Thursday, December 08, 2005

The madness of our Congress

George Will covers yet another maddening spending bill before Congress. Because, as we all know, it's government's responsibility that we all have digitial television. I believe Locke or Burke said something to that effect one.

Two excellent paragraphs:
Now, the hardhearted will, in their cheeseparing small-mindedness, ask: Given that the transition to digital has been underway for almost a decade, why should those who have adjusted be compelled to pay money to those who have chosen not to adjust? And conservatives who have not yet attended compassion reeducation camps will ask: Why does the legislation make even homes with cable or digital services eligible for subsidies to pay for converter boxes for old analog sets — which may be worth less than the government's cost for the boxes?
I defy anyone to explain why this program is even remotely a good idea. Please, please, please.
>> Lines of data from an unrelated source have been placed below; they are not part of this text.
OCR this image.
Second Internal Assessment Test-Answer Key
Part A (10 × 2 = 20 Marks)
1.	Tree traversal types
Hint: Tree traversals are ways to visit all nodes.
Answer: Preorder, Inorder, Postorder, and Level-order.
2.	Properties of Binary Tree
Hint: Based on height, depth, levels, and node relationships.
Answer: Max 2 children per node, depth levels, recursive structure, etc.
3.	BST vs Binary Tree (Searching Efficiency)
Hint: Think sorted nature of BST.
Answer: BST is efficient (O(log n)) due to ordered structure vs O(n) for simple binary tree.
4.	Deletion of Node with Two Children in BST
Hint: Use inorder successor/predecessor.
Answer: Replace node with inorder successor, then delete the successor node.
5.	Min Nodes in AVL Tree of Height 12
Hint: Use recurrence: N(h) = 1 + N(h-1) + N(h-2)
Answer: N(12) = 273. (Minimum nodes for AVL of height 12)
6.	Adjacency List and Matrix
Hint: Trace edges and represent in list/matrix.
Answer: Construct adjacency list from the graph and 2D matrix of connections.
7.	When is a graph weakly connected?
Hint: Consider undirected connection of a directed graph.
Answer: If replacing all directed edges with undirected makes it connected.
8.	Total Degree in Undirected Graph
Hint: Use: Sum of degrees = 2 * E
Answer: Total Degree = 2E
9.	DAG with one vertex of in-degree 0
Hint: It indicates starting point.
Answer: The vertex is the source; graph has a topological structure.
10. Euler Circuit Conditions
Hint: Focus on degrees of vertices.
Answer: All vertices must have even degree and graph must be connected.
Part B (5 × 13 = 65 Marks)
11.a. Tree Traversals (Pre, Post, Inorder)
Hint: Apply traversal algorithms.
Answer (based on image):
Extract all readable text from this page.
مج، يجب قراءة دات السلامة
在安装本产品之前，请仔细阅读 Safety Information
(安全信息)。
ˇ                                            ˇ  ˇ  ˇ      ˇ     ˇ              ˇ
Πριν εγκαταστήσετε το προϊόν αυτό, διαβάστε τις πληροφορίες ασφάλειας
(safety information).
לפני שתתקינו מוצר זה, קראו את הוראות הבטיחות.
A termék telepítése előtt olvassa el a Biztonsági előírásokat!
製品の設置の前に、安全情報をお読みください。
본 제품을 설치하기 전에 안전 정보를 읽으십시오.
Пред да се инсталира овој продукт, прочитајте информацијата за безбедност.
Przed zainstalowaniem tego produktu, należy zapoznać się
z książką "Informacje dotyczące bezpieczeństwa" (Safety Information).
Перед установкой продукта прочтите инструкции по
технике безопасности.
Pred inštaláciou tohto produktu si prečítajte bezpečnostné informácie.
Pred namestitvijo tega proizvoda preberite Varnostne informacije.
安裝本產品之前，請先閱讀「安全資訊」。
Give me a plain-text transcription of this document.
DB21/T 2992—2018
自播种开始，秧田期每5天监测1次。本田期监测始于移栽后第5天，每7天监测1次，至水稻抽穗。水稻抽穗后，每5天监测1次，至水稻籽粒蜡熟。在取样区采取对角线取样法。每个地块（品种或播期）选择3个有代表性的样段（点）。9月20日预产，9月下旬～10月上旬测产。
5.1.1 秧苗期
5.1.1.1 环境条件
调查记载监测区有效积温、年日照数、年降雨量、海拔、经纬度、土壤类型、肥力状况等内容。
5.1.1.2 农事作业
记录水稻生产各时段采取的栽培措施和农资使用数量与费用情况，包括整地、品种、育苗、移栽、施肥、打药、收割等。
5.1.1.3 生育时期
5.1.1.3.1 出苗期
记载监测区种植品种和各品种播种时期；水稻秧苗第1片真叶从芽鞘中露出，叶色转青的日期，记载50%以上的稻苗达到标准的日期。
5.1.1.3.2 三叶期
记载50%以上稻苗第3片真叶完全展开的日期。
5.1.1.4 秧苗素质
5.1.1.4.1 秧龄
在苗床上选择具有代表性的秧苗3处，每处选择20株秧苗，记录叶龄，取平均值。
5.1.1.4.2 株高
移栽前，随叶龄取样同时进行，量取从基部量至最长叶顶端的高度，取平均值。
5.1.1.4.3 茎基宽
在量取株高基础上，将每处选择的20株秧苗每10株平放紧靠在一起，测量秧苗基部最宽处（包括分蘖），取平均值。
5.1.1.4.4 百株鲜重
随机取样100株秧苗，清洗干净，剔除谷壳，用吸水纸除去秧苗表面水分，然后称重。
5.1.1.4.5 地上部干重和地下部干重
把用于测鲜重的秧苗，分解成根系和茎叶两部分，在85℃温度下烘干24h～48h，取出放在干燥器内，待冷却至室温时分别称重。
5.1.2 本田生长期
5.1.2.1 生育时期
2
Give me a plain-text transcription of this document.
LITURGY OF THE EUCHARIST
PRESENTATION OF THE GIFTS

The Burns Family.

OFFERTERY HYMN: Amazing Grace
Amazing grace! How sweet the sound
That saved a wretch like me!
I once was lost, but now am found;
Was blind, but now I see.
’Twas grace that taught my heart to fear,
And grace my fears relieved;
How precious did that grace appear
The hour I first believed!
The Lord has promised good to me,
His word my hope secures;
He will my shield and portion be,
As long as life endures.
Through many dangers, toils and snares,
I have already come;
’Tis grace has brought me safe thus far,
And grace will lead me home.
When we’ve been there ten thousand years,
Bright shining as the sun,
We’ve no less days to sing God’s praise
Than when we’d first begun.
And he concludes:
What oil is to Saudi Arabia — a defining abundance — cognitive dissonance is to America. Americans are currently in a Founding Fathers literary festival. They are making bestsellers out of many biographies of the statesmen who formulated America's philosophy of individualism and self-reliance and who embodied that philosophy — or thought they did — in a constitutional architecture of limited government. Yet Americans have such an entitlement mentality, they seem to think that every pleasure — e.g., digital television — should be a collective right, meaning a federally funded entitlement. Clearly, Americans' civic religion of reverence for the Founders is, like most religions, more avowed than constraining.